The teenager became the youngest British woman to make it to the second week at SW19 in the open era with a 6-3 7-5 win over world number 45 Sorana Cirstea on Saturday.

After consulting with the trainer and doctor on Monday night, the 18-year-old took a medical timeout where it was deemed she could not continue.

Raducanu’s elevated profile prompted a change to the usual schedule, with this match put third on Court One instead of second, which is the normal protocol ahead of the quarter-finals on Tuesday.

It was 8pm by the time the contest began under the roof, with an expectant crowd ready to cheer on the rising star.

Raducanu looked a little tight to start with but saved a break point in her first service game and settled into the match.

Tomljanovic saved a break point at 3-3 as Raducanu began to pummel the sort of returns she produced against Sorana Cirstea, and she held for 4-4 with back-to-back aces.

Emma Raducanu was forced to concede her game on Monday.

Raducanu’s return was once again showing itself to be world class, although it was a mishit return that she thought had given her a break for 5-4 only for Tomljanovic to challenge and be proved correct.

The Australian, who was playing at an extremely high level, saved another break point and it was Raducanu who proved unable to hold onto her serve in the next game, a forehand over the baseline giving Tomljanovic the set.
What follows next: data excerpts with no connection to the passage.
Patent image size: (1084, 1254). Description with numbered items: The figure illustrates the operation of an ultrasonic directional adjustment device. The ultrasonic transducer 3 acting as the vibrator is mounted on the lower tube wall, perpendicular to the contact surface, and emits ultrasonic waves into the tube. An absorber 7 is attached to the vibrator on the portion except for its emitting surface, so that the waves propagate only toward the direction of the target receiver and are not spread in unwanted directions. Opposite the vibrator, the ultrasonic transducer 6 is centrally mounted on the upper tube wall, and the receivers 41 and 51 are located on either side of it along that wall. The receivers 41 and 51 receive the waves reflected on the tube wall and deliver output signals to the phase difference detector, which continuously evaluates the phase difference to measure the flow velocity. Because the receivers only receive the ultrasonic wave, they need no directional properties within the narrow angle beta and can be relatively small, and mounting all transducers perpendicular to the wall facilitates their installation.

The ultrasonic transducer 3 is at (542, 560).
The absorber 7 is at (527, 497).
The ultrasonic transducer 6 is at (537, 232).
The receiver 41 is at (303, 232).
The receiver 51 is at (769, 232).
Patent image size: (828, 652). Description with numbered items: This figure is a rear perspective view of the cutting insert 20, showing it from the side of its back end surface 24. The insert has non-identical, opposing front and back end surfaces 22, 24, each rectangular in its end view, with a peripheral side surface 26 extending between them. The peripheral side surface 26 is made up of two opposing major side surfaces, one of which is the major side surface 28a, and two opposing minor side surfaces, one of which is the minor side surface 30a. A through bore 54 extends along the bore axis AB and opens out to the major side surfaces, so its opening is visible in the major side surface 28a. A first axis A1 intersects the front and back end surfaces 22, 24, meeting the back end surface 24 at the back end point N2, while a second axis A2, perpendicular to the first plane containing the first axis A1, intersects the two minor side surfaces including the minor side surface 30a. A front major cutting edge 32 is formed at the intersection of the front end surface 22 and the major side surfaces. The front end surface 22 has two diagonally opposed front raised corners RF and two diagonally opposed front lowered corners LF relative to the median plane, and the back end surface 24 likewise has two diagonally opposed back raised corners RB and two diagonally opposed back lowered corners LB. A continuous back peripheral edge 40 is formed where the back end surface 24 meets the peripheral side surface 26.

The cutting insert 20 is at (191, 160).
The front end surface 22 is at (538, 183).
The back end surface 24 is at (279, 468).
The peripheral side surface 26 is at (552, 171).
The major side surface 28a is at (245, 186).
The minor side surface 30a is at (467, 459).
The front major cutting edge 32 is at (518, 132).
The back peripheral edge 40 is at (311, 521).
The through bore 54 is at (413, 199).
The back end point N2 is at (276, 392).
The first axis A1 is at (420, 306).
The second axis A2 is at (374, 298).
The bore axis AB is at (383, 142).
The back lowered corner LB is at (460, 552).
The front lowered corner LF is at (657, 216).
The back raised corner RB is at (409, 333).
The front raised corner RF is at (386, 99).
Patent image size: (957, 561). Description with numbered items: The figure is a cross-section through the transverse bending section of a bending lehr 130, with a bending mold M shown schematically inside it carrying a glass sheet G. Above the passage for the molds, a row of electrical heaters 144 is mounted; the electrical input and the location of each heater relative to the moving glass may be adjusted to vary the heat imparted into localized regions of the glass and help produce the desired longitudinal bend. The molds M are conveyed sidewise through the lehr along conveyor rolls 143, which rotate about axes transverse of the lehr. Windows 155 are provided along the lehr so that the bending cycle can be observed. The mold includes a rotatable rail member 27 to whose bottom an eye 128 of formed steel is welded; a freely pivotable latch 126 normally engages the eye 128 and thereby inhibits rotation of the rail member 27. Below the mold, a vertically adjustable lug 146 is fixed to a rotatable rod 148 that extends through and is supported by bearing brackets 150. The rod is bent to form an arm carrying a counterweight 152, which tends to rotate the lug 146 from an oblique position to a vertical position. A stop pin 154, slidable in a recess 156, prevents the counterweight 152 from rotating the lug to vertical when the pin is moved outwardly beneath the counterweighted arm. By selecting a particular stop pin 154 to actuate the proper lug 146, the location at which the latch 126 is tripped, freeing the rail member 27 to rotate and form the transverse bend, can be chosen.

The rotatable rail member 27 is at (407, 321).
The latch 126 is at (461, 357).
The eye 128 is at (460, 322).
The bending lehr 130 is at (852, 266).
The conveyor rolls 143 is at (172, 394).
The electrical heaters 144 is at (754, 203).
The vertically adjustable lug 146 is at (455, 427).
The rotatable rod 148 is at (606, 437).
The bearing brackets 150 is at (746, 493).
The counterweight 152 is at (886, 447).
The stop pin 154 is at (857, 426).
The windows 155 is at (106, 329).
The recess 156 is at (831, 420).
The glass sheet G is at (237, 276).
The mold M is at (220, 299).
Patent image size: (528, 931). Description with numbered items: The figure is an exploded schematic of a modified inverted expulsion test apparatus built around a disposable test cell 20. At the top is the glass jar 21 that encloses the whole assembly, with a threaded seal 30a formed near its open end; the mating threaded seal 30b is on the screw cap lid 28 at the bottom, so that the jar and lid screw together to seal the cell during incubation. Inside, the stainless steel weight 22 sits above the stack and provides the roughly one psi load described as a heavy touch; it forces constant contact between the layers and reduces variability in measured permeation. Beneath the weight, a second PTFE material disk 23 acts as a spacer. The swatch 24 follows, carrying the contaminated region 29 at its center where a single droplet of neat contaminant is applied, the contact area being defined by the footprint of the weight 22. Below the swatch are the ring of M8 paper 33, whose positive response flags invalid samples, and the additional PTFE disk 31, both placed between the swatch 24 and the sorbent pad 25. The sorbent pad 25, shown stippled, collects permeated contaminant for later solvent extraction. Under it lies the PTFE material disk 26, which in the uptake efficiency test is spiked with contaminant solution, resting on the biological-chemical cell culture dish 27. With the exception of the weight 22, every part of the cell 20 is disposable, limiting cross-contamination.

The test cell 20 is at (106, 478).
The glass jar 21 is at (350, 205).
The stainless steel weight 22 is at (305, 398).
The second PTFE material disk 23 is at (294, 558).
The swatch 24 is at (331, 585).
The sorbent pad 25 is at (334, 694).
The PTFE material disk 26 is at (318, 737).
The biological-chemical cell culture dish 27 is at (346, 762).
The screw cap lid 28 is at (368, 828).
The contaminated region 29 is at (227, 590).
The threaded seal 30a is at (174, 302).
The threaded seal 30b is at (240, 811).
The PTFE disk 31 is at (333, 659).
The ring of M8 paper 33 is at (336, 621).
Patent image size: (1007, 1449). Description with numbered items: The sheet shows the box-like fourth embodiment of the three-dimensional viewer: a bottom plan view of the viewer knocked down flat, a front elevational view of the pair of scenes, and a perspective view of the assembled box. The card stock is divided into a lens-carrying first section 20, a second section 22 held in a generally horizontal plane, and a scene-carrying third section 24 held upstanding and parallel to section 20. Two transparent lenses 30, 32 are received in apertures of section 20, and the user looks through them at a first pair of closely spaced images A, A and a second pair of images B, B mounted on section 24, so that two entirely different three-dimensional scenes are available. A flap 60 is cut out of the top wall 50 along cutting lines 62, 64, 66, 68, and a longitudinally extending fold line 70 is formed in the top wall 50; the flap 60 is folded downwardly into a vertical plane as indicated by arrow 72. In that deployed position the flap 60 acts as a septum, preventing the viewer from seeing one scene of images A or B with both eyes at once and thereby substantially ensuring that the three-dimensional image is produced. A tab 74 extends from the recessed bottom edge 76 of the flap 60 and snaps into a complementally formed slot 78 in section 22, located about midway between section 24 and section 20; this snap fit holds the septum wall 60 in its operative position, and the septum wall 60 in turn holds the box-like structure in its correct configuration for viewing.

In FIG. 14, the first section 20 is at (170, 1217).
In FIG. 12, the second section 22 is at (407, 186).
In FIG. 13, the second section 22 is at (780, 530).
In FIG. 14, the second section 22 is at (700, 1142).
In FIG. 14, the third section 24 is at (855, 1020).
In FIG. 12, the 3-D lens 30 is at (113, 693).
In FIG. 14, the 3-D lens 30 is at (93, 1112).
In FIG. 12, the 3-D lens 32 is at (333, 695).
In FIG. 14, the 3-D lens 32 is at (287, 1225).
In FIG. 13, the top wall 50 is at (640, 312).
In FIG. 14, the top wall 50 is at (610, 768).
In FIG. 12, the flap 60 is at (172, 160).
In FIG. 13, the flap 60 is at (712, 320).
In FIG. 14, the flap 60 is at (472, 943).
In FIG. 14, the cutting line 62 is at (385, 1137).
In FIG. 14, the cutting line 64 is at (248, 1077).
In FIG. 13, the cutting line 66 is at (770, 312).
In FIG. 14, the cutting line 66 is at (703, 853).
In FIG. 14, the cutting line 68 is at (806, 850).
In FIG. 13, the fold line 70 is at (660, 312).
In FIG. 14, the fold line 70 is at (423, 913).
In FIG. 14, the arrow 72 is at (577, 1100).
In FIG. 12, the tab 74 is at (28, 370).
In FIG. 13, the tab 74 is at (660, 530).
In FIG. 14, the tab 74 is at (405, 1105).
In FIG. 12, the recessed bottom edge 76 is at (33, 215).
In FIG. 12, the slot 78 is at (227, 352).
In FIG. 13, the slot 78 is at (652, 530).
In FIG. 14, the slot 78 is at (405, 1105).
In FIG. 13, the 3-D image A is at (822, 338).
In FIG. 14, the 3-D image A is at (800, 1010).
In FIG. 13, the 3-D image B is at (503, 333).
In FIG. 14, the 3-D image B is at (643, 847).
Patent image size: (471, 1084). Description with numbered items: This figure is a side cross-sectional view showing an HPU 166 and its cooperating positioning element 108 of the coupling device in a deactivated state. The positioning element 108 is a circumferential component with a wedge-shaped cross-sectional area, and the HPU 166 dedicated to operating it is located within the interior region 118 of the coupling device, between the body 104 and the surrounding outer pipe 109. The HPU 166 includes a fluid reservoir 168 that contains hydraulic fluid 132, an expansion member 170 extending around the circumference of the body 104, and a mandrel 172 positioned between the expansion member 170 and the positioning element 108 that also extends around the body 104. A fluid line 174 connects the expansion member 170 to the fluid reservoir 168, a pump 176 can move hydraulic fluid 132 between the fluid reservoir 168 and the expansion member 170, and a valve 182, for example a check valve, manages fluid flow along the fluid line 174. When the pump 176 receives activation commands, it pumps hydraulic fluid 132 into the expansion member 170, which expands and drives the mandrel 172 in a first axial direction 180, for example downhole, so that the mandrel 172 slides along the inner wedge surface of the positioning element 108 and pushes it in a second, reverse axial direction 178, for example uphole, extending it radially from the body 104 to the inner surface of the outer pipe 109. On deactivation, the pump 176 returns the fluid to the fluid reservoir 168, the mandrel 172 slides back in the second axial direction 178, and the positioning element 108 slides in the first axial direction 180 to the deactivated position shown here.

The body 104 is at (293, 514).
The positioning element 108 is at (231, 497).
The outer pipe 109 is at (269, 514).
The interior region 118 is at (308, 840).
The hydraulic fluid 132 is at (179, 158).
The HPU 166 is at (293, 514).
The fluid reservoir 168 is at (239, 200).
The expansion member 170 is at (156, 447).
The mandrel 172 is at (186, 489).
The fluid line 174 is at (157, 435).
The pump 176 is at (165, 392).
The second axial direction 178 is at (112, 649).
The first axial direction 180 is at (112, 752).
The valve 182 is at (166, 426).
Raducanu had looked to be battling to recover after a couple of long points and during the second game of the second set she went to the umpire to request the trainer.

Tomljanovic later took to Instagram to congratulate Raducanu and wished her "all the best after tonight", adding: "I know it feels heartbreaking now but I have no doubt you will come back stronger and better".

Raducanu, who is ranked 338th in the world and was handed a wild card, put her tennis career on hold during the coronavirus pandemic in order to concentrate on her A-Levels.

She was born in Toronto in 2002 to a Chinese mother and Romanian father and the family moved over to England when she was two.

From the age of nine to when she was 16, Raducanu played at Bromley Tennis club, before moving on to train at the National Tennis Centre in Roehampton, south-west London.

Prime Minister Boris Johnson was among those expressing support for Raducanu online and wishing her luck ahead of the game.

He tweeted: "Congratulations @EmmaRaducanu for reaching the second week at @Wimbledon and for making Championship history.

"Good luck in your match today. The country is behind you."

The teenager recently told the Evening Standard newspaper she would choose getting to the next stage of the world-famous tennis tournament over getting A-star grades in her A-levels.